About 10 years ago, the PEP board instituted the teacher grants - giving teacher recipients the opportunity to provide equipment or materials to promote math, science and critical thinking skills. Today a grant application is chosen and advertised, and donors are invited to contribute to the project.
The Great Leaps program started about two years later. Mangiante worked with reading specialist Ann Whitten - now in private practice - to train educators, staffers and parents to work with struggling readers for 10 minutes a day.
When the original sponsor of the Summer Institute program could not continue, PEP stepped in. Assistant Director Natalie Fox has coordinated the program for several years.
Each year 50 educators hear presentations from social service agency representatives - learning how to identify problems their students may be facing and the resources that could help them and their families. Invariably, many teachers often describe Summer Institute as the best professional development they have ever experienced.
Fifteen years ago, Mangiante was told the school district needed orchestra opportunities in schools along with band. She knew it would be a challenge and about eight years went by before an opportunity emerged.
In 2003 Mangiante had written a grant for a new Aiken Regional Chamber Orchestra. That provided the catalyst a few years later.
Schofield Middle School teacher David Culp had begun teaching an after-school strings program. He wanted to make the program an actual class during the school day and approached PEP about it. The organization helped the school make that happen.
Today with the help of grants, strings programs are located at Aiken High and five middle schools. The students participated in an All-County Orchestra program last spring, coordinated by PEP.

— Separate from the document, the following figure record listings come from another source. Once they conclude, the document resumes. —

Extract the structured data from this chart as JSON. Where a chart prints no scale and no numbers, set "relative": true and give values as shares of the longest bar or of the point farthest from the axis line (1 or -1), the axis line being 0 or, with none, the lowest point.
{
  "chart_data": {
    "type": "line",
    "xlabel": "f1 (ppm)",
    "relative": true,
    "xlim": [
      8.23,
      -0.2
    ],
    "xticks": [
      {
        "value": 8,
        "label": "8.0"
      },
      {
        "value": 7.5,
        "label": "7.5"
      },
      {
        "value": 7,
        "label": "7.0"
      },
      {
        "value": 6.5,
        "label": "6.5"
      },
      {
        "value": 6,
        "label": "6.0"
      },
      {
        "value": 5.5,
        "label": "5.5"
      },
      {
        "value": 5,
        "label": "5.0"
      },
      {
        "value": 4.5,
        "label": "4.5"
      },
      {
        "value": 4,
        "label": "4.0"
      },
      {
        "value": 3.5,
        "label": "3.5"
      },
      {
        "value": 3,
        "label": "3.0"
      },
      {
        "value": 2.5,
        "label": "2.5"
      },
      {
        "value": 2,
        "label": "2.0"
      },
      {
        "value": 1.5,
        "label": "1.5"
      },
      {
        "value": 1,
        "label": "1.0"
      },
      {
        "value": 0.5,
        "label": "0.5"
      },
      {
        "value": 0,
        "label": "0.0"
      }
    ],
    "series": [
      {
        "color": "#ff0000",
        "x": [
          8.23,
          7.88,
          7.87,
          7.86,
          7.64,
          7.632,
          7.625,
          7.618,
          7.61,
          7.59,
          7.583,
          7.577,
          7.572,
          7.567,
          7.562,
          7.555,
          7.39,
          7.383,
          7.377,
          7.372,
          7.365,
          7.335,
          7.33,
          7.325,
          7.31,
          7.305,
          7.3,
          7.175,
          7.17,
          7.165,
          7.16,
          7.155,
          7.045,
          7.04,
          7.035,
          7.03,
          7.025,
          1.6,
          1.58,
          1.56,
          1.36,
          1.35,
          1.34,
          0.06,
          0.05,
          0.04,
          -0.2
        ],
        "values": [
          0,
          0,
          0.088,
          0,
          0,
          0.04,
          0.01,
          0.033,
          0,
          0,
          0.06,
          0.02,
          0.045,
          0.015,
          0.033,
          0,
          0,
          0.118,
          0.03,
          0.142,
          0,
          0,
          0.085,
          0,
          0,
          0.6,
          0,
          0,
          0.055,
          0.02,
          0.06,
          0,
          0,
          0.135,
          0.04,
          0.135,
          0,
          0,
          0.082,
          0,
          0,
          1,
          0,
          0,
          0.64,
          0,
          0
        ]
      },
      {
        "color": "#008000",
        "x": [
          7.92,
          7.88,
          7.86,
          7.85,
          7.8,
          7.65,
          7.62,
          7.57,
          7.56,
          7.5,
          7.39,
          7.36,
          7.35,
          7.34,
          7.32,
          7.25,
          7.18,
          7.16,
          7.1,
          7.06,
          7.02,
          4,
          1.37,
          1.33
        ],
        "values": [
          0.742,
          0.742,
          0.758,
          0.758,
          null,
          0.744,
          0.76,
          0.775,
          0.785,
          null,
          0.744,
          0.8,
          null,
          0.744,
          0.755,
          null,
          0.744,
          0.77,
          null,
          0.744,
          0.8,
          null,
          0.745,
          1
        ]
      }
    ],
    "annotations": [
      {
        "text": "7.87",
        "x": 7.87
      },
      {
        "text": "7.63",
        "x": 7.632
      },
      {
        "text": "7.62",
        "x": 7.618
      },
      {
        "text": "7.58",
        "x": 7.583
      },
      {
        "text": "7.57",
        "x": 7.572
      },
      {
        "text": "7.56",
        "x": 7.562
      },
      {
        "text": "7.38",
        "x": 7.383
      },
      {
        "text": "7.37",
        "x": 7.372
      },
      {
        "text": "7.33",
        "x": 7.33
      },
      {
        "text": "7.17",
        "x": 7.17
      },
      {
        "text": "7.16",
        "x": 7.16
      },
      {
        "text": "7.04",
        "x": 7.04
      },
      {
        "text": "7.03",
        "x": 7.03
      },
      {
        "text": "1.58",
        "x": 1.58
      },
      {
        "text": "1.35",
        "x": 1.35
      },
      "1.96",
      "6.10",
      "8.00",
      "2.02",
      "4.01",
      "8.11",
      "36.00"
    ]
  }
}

The education foundation also led the effort to bring in synergistic computer labs, the first one at LBC Middle School. Each lab utilizes career exploration-oriented software modules, providing interactive projects and experiments related to the school district's career clusters.
Mangiante obtained grants and donations and, with the financial and technical support of the school district, brought the number of middle schools served to four. The district then used federal stimulus funds last year to provide the labs at two more schools.
Perhaps the most startling accomplishment was a laptop project at Midland Valley in 2008-09. The school had been targeted for its high dropout rate at the time and was starting a freshman academy in January 2008.
Mangiante coordinated a grant application that resulted in the school providing loaned laptops to freshmen over two years. The teachers of those students also got them as a way to promote interactive learning, research and academic communication away from school. The grant total approached $2 million.
As she prepares to leave, Mangiante said the PEP board started thinking about a transition plan several years ago. Fox was brought in as a program manager and is now a strong assistant director, said Mangiante. With Fox's knowledge, a strong board and other resources, "It's time to pass the torch," Mangiante said.
PEP will formally celebrate its 15th anniversary with a program in the Alley in downtown Aiken on Aug. 9 at 11:30 a.m.
The foundation will host the Teacher of the Year banquet in September and, in October, will host a forum for School Board candidates running for five district seats.
In recent years, Mangiante and Fox have begun setting up targeted endowments.
"We want to keep building these long-term endowments to improve and support education," said Mangiante.